Access Control For Shoot Clusters

  • The open PR from Gerrit in gardener/gardener was closed in favor of an extension developed by StackIT.
  • It needs to be adapted to a new approach using EnvoyFilters instead of AuthorizationPolicys (otherwise, we would risk kube-apiserver outages).
  • End-users should not be bothered with specifying the "right" IPs (source IPs vs. proxy protocol). For this, the provider extension need to be adapted to make this convenient for the users. (This is only for convenience - the extension can operate on its own).
  • The 23T colleagues created a new GitHub organization called gardener-community which might be a good place to host this new extension.

Cilium Support For Metal Stack

  • The Cilium extension was enhanced to support some more configuration options which make Cilium now possible on Metal Stack.
  • In addition, Cilium was tested successfully with provider-local (works out of the box).

Kubelet Server Certificate

  • The kubelet was still using a self-signed server certificate (valid for 1y) and was now adapted to create CertificateSigningRequest resources (same process compared to what it does to retrieve its client certificate).
  • There is a new controller in gardener-resource-manager which approves such CSRs so that kube-controller-manager can issue the certificate.
  • With this, the server certificate is only valid for 30d and rotated regularly.
  • Documentation and tests are still missing and need to be adapted.
  • OpenShift follows a similar approach (they have their own CSR approver controller).

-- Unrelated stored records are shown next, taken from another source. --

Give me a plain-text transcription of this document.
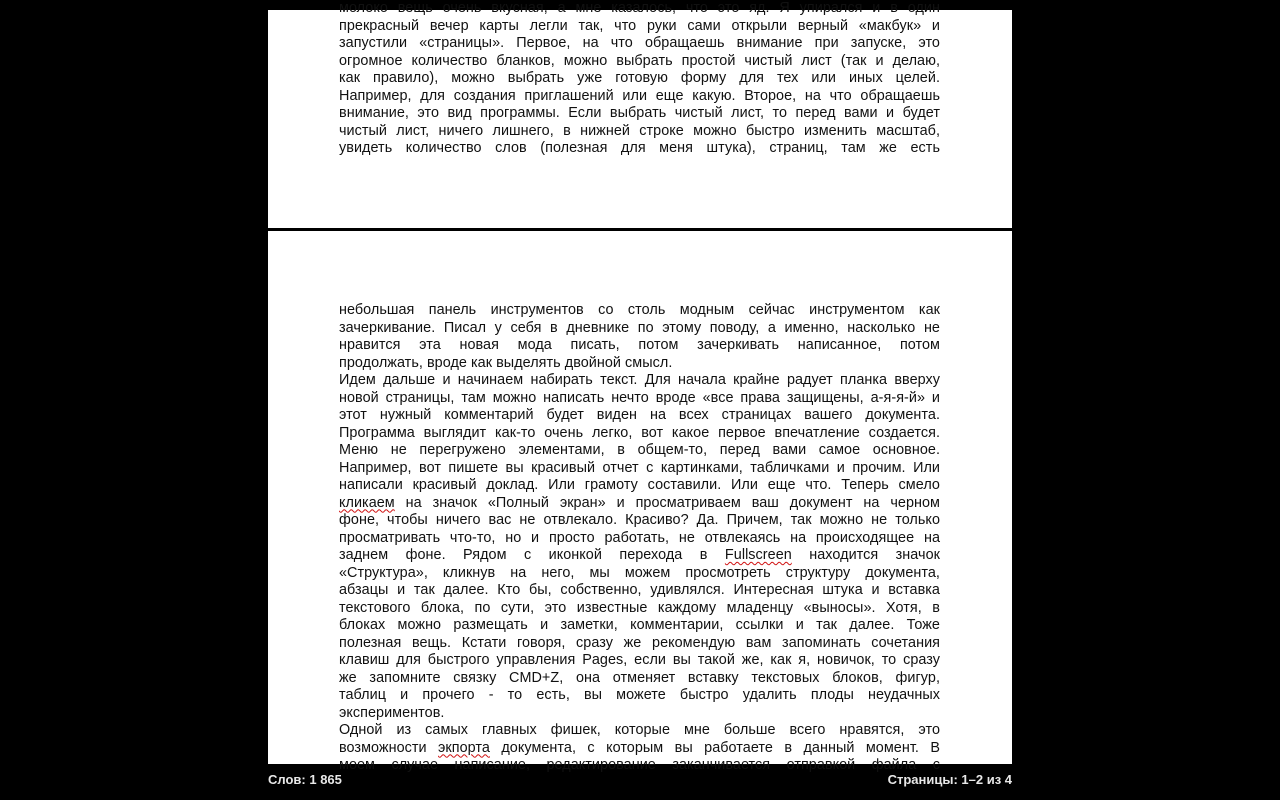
молоко вещь очень вкусная, а мне казалось, что это яд. Я упирался и в один
прекрасный вечер карты легли так, что руки сами открыли верный «макбук» и
запустили «страницы». Первое, на что обращаешь внимание при запуске, это
огромное количество бланков, можно выбрать простой чистый лист (так и делаю,
как правило), можно выбрать уже готовую форму для тех или иных целей.
Например, для создания приглашений или еще какую. Второе, на что обращаешь
внимание, это вид программы. Если выбрать чистый лист, то перед вами и будет
чистый лист, ничего лишнего, в нижней строке можно быстро изменить масштаб,
увидеть количество слов (полезная для меня штука), страниц, там же есть
небольшая панель инструментов со столь модным сейчас инструментом как
зачеркивание. Писал у себя в дневнике по этому поводу, а именно, насколько не
нравится эта новая мода писать, потом зачеркивать написанное, потом
продолжать, вроде как выделять двойной смысл.
Идем дальше и начинаем набирать текст. Для начала крайне радует планка вверху
новой страницы, там можно написать нечто вроде «все права защищены, а-я-я-й» и
этот нужный комментарий будет виден на всех страницах вашего документа.
Программа выглядит как-то очень легко, вот какое первое впечатление создается.
Меню не перегружено элементами, в общем-то, перед вами самое основное.
Например, вот пишете вы красивый отчет с картинками, табличками и прочим. Или
написали красивый доклад. Или грамоту составили. Или еще что. Теперь смело
кликаем на значок «Полный экран» и просматриваем ваш документ на черном
фоне, чтобы ничего вас не отвлекало. Красиво? Да. Причем, так можно не только
просматривать что-то, но и просто работать, не отвлекаясь на происходящее на
заднем фоне. Рядом с иконкой перехода в Fullscreen находится значок
«Структура», кликнув на него, мы можем просмотреть структуру документа,
абзацы и так далее. Кто бы, собственно, удивлялся. Интересная штука и вставка
текстового блока, по сути, это известные каждому младенцу «выносы». Хотя, в
блоках можно размещать и заметки, комментарии, ссылки и так далее. Тоже
полезная вещь. Кстати говоря, сразу же рекомендую вам запоминать сочетания
клавиш для быстрого управления Pages, если вы такой же, как я, новичок, то сразу
же запомните связку CMD+Z, она отменяет вставку текстовых блоков, фигур,
таблиц и прочего - то есть, вы можете быстро удалить плоды неудачных
экспериментов.
Одной из самых главных фишек, которые мне больше всего нравятся, это
возможности экпорта документа, с которым вы работаете в данный момент. В
моем случае написание, редактирование заканчивается отправкой файла с
Слов: 1 865	Страницы: 1–2 из 4
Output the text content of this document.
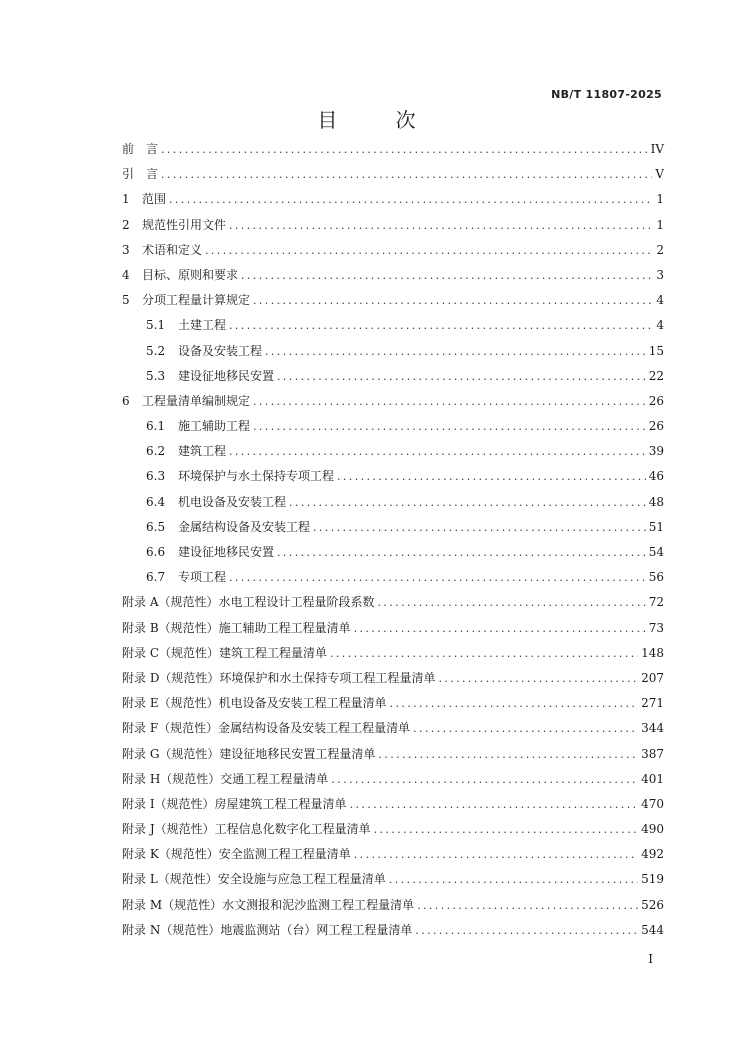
NB/T 11807-2025
目 次
前　言 .....	IV
引　言 .....	V
1	范围 .....	1
2	规范性引用文件 .....	1
3	术语和定义 .....	2
4	目标、原则和要求 .....	3
5	分项工程量计算规定 .....	4
5.1	土建工程 .....	4
5.2	设备及安装工程 .....	15
5.3	建设征地移民安置 .....	22
6	工程量清单编制规定 .....	26
6.1	施工辅助工程 .....	26
6.2	建筑工程 .....	39
6.3	环境保护与水土保持专项工程 .....	46
6.4	机电设备及安装工程 .....	48
6.5	金属结构设备及安装工程 .....	51
6.6	建设征地移民安置 .....	54
6.7	专项工程 .....	56
附录 A（规范性）水电工程设计工程量阶段系数 .....	72
附录 B（规范性）施工辅助工程工程量清单 .....	73
附录 C（规范性）建筑工程工程量清单 .....	148
附录 D（规范性）环境保护和水土保持专项工程工程量清单 .....	207
附录 E（规范性）机电设备及安装工程工程量清单 .....	271
附录 F（规范性）金属结构设备及安装工程工程量清单 .....	344
附录 G（规范性）建设征地移民安置工程量清单 .....	387
附录 H（规范性）交通工程工程量清单 .....	401
附录 I（规范性）房屋建筑工程工程量清单 .....	470
附录 J（规范性）工程信息化数字化工程量清单 .....	490
附录 K（规范性）安全监测工程工程量清单 .....	492
附录 L（规范性）安全设施与应急工程工程量清单 .....	519
附录 M（规范性）水文测报和泥沙监测工程工程量清单 .....	526
附录 N（规范性）地震监测站（台）网工程工程量清单 .....	544
I
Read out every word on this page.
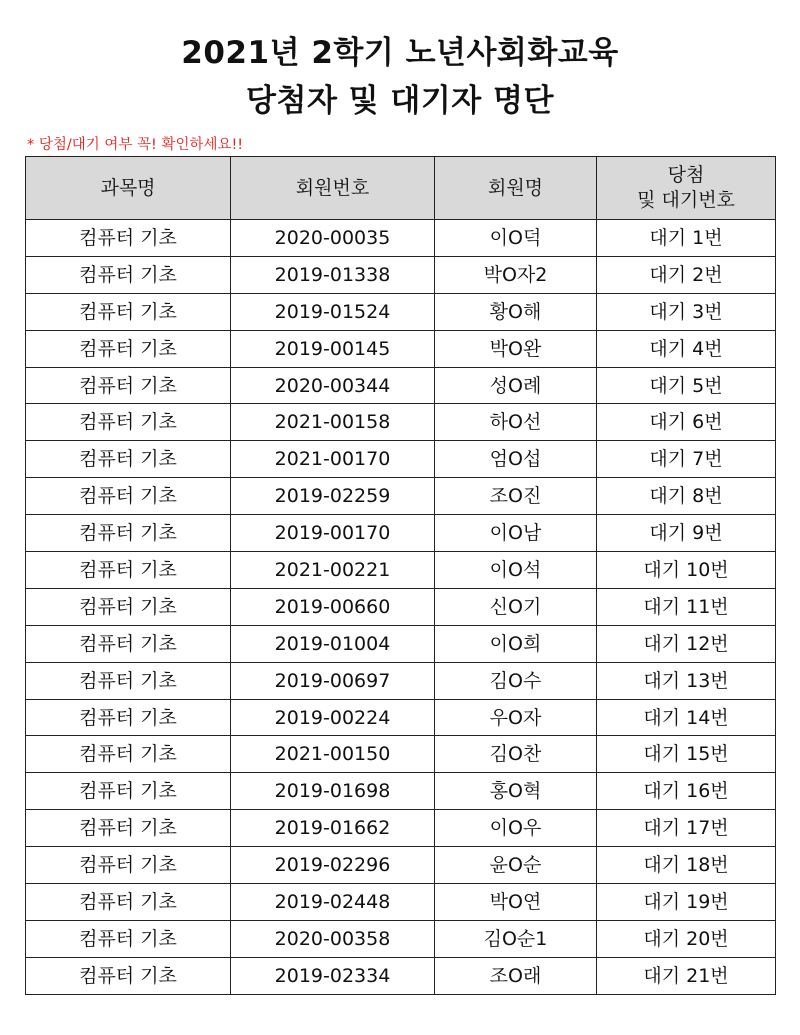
2021년 2학기 노년사회화교육
당첨자 및 대기자 명단
* 당첨/대기 여부 꼭! 확인하세요!!
과목명	회원번호	회원명	당첨
및 대기번호

컴퓨터 기초	2020-00035	이O덕	대기 1번
컴퓨터 기초	2019-01338	박O자2	대기 2번
컴퓨터 기초	2019-01524	황O해	대기 3번
컴퓨터 기초	2019-00145	박O완	대기 4번
컴퓨터 기초	2020-00344	성O례	대기 5번
컴퓨터 기초	2021-00158	하O선	대기 6번
컴퓨터 기초	2021-00170	엄O섭	대기 7번
컴퓨터 기초	2019-02259	조O진	대기 8번
컴퓨터 기초	2019-00170	이O남	대기 9번
컴퓨터 기초	2021-00221	이O석	대기 10번
컴퓨터 기초	2019-00660	신O기	대기 11번
컴퓨터 기초	2019-01004	이O희	대기 12번
컴퓨터 기초	2019-00697	김O수	대기 13번
컴퓨터 기초	2019-00224	우O자	대기 14번
컴퓨터 기초	2021-00150	김O찬	대기 15번
컴퓨터 기초	2019-01698	홍O혁	대기 16번
컴퓨터 기초	2019-01662	이O우	대기 17번
컴퓨터 기초	2019-02296	윤O순	대기 18번
컴퓨터 기초	2019-02448	박O연	대기 19번
컴퓨터 기초	2020-00358	김O순1	대기 20번
컴퓨터 기초	2019-02334	조O래	대기 21번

Replacement Of The Last Remaining Shell Script In Metal Stack

  • Awesome

Resource Manager Health Check Watches

  • Previously, the health controller was polling periodically which caused quite some delays in reporting the actual status of the world.
  • This prolonged various operations unnecessarily.
  • Now, it watches all resources it detects in the status of the ManagedResource which makes it reacting MUCH faster. 🎉
  • This only works for the ManagedResources in the seed since we currently disable the cache for shoot clusters (however, enabling it comes with quite more memory usage, so we have to check).